Top Ten Tiger Woods Jokes

By Robert Paul Reyes

*Eldrick Tont Woods nickname is no longer "Tiger", from now on he will be known as pussy....cat. That`s what happens when your wife beats you up.

*Woods has lost his intimidation factor, how threatening can the world`s top golfer be when he shows up on the golf course with scratches on his face, and everybody knows his wife is the culprit?

*Cadillac will drop Woods as a spokesperson, but he will pick up a new sponsor: Hummer. Tiger: We`ve all got up at an ungodly hour in the morning to get away from a jealous spouse. If you happen to crash into a tree or a fire hydrant: No problem! Nothing can stop a Hummer!

*The PGA will find a new marque player to represent their sport, one who isn`t so controversial: John Daly.

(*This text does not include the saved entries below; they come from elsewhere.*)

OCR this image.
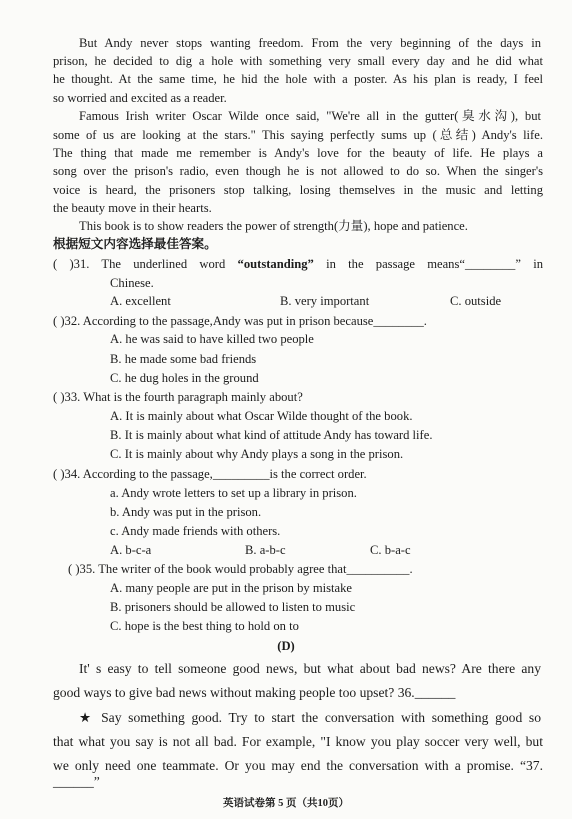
But Andy never stops wanting freedom. From the very beginning of the days in
prison, he decided to dig a hole with something very small every day and he did what
he thought. At the same time, he hid the hole with a poster. As his plan is ready, I feel
so worried and excited as a reader.
Famous Irish writer Oscar Wilde once said, "We're all in the gutter(臭水沟), but
some of us are looking at the stars." This saying perfectly sums up (总结) Andy's life.
The thing that made me remember is Andy's love for the beauty of life. He plays a
song over the prison's radio, even though he is not allowed to do so. When the singer's
voice is heard, the prisoners stop talking, losing themselves in the music and letting
the beauty move in their hearts.
This book is to show readers the power of strength(力量), hope and patience.
根据短文内容选择最佳答案。
( )31. The underlined word “outstanding” in the passage means“________” in
Chinese.
A. excellent	B. very important	C. outside
( )32. According to the passage,Andy was put in prison because________.
A. he was said to have killed two people
B. he made some bad friends
C. he dug holes in the ground
( )33. What is the fourth paragraph mainly about?
A. It is mainly about what Oscar Wilde thought of the book.
B. It is mainly about what kind of attitude Andy has toward life.
C. It is mainly about why Andy plays a song in the prison.
( )34. According to the passage,_________is the correct order.
a. Andy wrote letters to set up a library in prison.
b. Andy was put in the prison.
c. Andy made friends with others.
A. b-c-a	B. a-b-c	C. b-a-c
( )35. The writer of the book would probably agree that__________.
A. many people are put in the prison by mistake
B. prisoners should be allowed to listen to music
C. hope is the best thing to hold on to
(D)
It' s easy to tell someone good news, but what about bad news? Are there any
good ways to give bad news without making people too upset? 36.______
★ Say something good. Try to start the conversation with something good so
that what you say is not all bad. For example, "I know you play soccer very well, but
we only need one teammate. Or you may end the conversation with a promise. “37.
______”
英语试卷第 5 页（共10页）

*The galleries that follow Tiger Woods on a golf tournament will consist primarily of blond bimbos, and they will litter the golf course with panties and keys.

*Meet Tiger Woods: New spokesperson for Viagra!

*Now that Woods has "street cred" he will go gangsta and release a rap CD

*Golf announcers will no longer defer to Woods, they will blast him for cursing like a sailor on the golf course.

*Carrie Prejean is breathing a sigh of relief, she`s no longer the biggest joke in the world.

*People will realize that Tiger Woods is human after all.